Scipy has a method called chi2_contingency() that takes a contingency table of observed frequencies as input. Note that this table cannot include marginal totals or marginal frequencies. Instead, it must consist of m x n observations:
contab_obs = pd.crosstab(
bank['Gender'],
bank['Manager'],
margins = False)
chi = stats.chi2_contingency(contab_obs)
chi
(26.617776266575998,
2.479518719230249e-07,
1,
array([[ 23.55769231, 116.44230769],
[ 11.44230769, 56.55769231]]))
The output of the chi2_contingency() method is not particularly attractive but it contains what we need:
The first line is the \(\chi^2\) statistic, which we can safely ignore
The second line is the probability of getting a \(\chi^2\) statistic that large if the two variables are independent. This p-value is very small (\(10^{-7}\)) so we conclude there is almost zero chance that gender and managerial status are independent at this bank.

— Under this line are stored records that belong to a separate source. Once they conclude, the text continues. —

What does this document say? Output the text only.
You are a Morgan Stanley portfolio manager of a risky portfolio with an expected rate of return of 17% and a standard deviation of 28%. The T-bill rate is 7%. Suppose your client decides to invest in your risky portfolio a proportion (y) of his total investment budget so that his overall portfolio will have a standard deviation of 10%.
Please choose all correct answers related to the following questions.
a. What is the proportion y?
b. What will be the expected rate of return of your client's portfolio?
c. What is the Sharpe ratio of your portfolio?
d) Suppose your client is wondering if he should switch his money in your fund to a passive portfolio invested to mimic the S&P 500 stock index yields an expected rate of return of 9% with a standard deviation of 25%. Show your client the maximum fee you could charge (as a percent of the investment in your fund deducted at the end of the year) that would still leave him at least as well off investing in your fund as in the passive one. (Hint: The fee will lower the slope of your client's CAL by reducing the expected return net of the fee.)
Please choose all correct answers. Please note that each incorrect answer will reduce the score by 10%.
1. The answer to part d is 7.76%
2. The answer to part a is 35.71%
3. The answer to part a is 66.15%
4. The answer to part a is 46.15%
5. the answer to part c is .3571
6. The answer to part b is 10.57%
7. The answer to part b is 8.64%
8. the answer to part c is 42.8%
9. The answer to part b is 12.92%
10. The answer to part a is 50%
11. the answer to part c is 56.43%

The third line is the degrees of freedom, which we can safely ignore.
The remainder of the output is a matrix showing the expected frequencies under the assumption in independence. These expected values are quite different from the observed values above.
You may notice that the \(\chi^2\) statistic and p-value are different from those provided by R. This is because scipy defaults to the “Pearson’s Chi-squared test with Yates’ continuity correction” version of the test.